The New Orleans Times-Picayune put it best when recently describing Mayor Ray Nagin's (D) political position in the hurricane ravaged Crescent City: he "... can no longer claim invincibility." That's become more evident since the candidate filing deadline this past Friday showed 23 Mayoral wanna-be's grabbing at Nagin's seat. This seemed to exceed the initial expectations of political observers who envisioned a crowded, yet manageable field of 12 or 13 candidates. Beyond the Mayor's race, we're witnessing a democratic growth spurt of 116 enthusiastic candidates running for 20 offices. It makes a crowded race look like a packed emcee battle at the local underground spot.
Still, Nagin shows a very slim lead in a recent CNN/USAToday/Gallup poll of N.O. voters, edging at 19% compared to 18% for Lt. Gov. Mitch Landrieu (brother of the Sen. Mary Landrieu (D-LA) famously punked by CNN's Anderson Cooper during a live post-Katrina interview). Yet, CNN calls that edge "cloudy" ...

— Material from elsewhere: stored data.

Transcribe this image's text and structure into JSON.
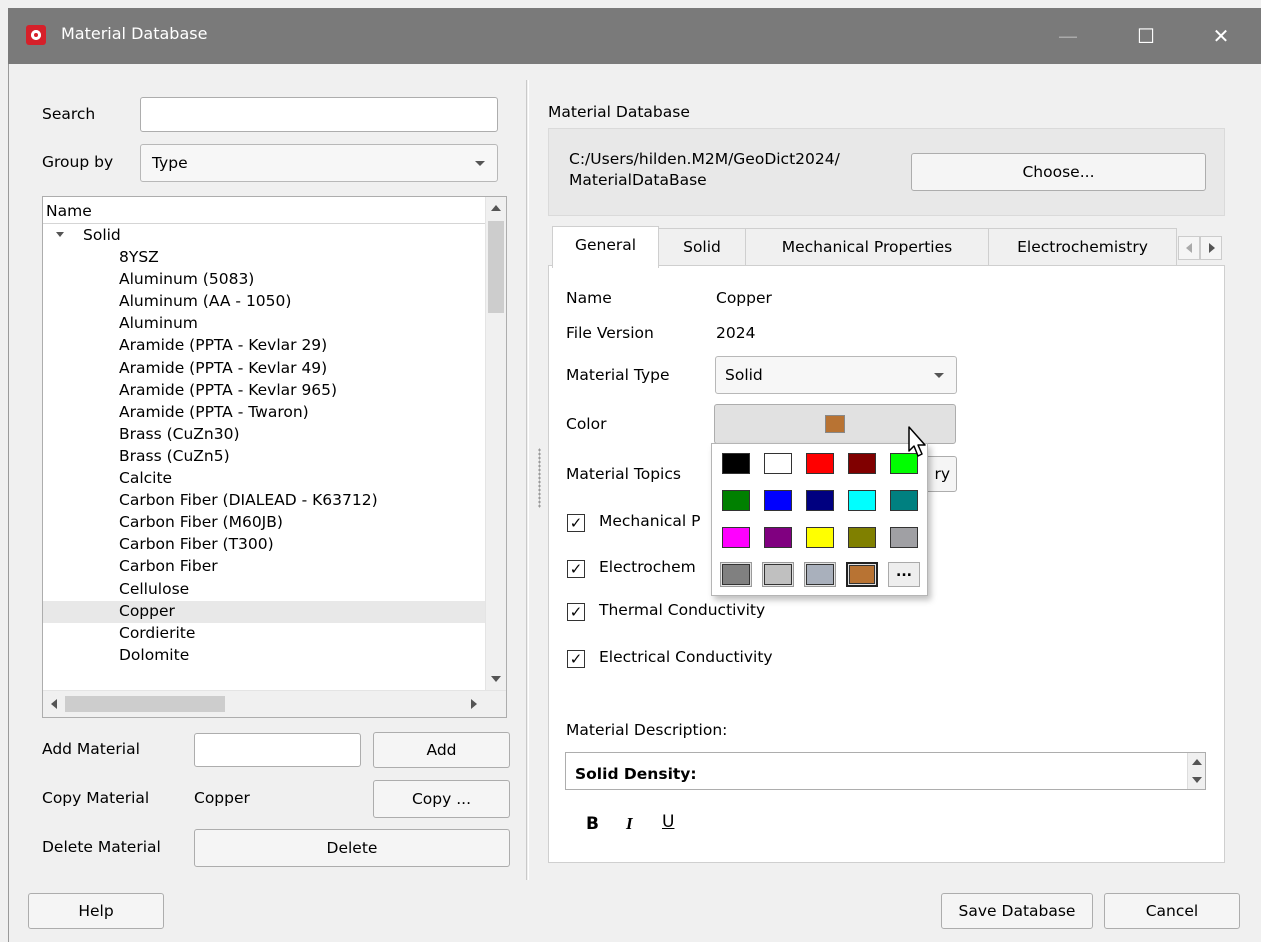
{
  "window": {
    "title": "Material Database",
    "minimize": "—",
    "maximize": "☐",
    "close": "✕"
  },
  "left": {
    "search_label": "Search",
    "search_value": "",
    "groupby_label": "Group by",
    "groupby_value": "Type",
    "tree_header": "Name",
    "group": "Solid",
    "items": [
      "8YSZ",
      "Aluminum (5083)",
      "Aluminum (AA - 1050)",
      "Aluminum",
      "Aramide (PPTA - Kevlar 29)",
      "Aramide (PPTA - Kevlar 49)",
      "Aramide (PPTA - Kevlar 965)",
      "Aramide (PPTA - Twaron)",
      "Brass (CuZn30)",
      "Brass (CuZn5)",
      "Calcite",
      "Carbon Fiber (DIALEAD - K63712)",
      "Carbon Fiber (M60JB)",
      "Carbon Fiber (T300)",
      "Carbon Fiber",
      "Cellulose",
      "Copper",
      "Cordierite",
      "Dolomite"
    ],
    "selected_item": "Copper",
    "add_label": "Add Material",
    "add_value": "",
    "add_button": "Add",
    "copy_label": "Copy Material",
    "copy_value": "Copper",
    "copy_button": "Copy ...",
    "delete_label": "Delete Material",
    "delete_button": "Delete"
  },
  "right": {
    "db_label": "Material Database",
    "db_path_line1": "C:/Users/hilden.M2M/GeoDict2024/",
    "db_path_line2": "MaterialDataBase",
    "choose_button": "Choose...",
    "tabs": [
      "General",
      "Solid",
      "Mechanical Properties",
      "Electrochemistry"
    ],
    "active_tab": "General",
    "name_label": "Name",
    "name_value": "Copper",
    "version_label": "File Version",
    "version_value": "2024",
    "type_label": "Material Type",
    "type_value": "Solid",
    "color_label": "Color",
    "color_value": "#b87333",
    "topics_label": "Material Topics",
    "topics_button_visible": "ry",
    "checks": [
      "Mechanical P",
      "Electrochem",
      "Thermal Conductivity",
      "Electrical Conductivity"
    ],
    "description_label": "Material Description:",
    "description_heading": "Solid Density:",
    "fmt_bold": "B",
    "fmt_italic": "I",
    "fmt_underline": "U"
  },
  "palette": {
    "colors": [
      "#000000",
      "#ffffff",
      "#ff0000",
      "#800000",
      "#00ff00",
      "#008000",
      "#0000ff",
      "#000080",
      "#00ffff",
      "#008080",
      "#ff00ff",
      "#800080",
      "#ffff00",
      "#808000",
      "#a0a0a4",
      "#808080",
      "#c0c0c0",
      "#a9b0bc",
      "#b87333"
    ],
    "more": "..."
  },
  "footer": {
    "help": "Help",
    "save": "Save Database",
    "cancel": "Cancel"
  }
}
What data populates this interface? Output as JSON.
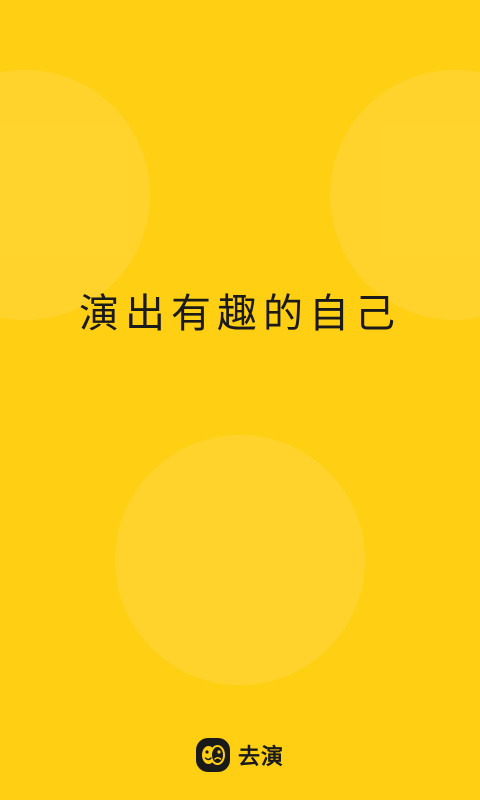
{
  "splash": {
    "slogan": "演出有趣的自己",
    "background_color": "#FFCF14",
    "text_color": "#1A1A1A"
  },
  "brand": {
    "name": "去演",
    "logo_icon": "two-faces-logo-icon"
  }
}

We still think Nagin will squeeze through this, despite a split-vote-tastes-White-less-Black-gentrified-faster-than-Shani-Davis Big Easy. He could end up being New Orlean's last Black mayor for a long time (much like after Dinkins in New York & Goode in Philly), but, let's not forget, Nagin is a disaster mayor: most voters might have little stomach for dramatic regime change in the midst of a recovery. Deon Roberts (who spoke to us live from downtown New Orleans on ASCENT LIVE! this past Wednesday) of the New Orleans City Business Journal reminds us:
Throughout the city’s 288-year history, most incumbents have won re-election in spite of presiding over catastrophic events.
Officials say history shows it is not the event that spoils an incumbent’s re-election; it’s public perception of how the leader prepared and responded to the event. Another factor, analysts say, can be the event’s timing in relation to the re-election race.
Then again, some in the NEW New Orleans may see this April 22nd primary as a first step towards really cleaning up the notoriously corrupt and politically sinful Crescent City, jumping at a chance to end business as usual. That can become an increasingly attractive proposition.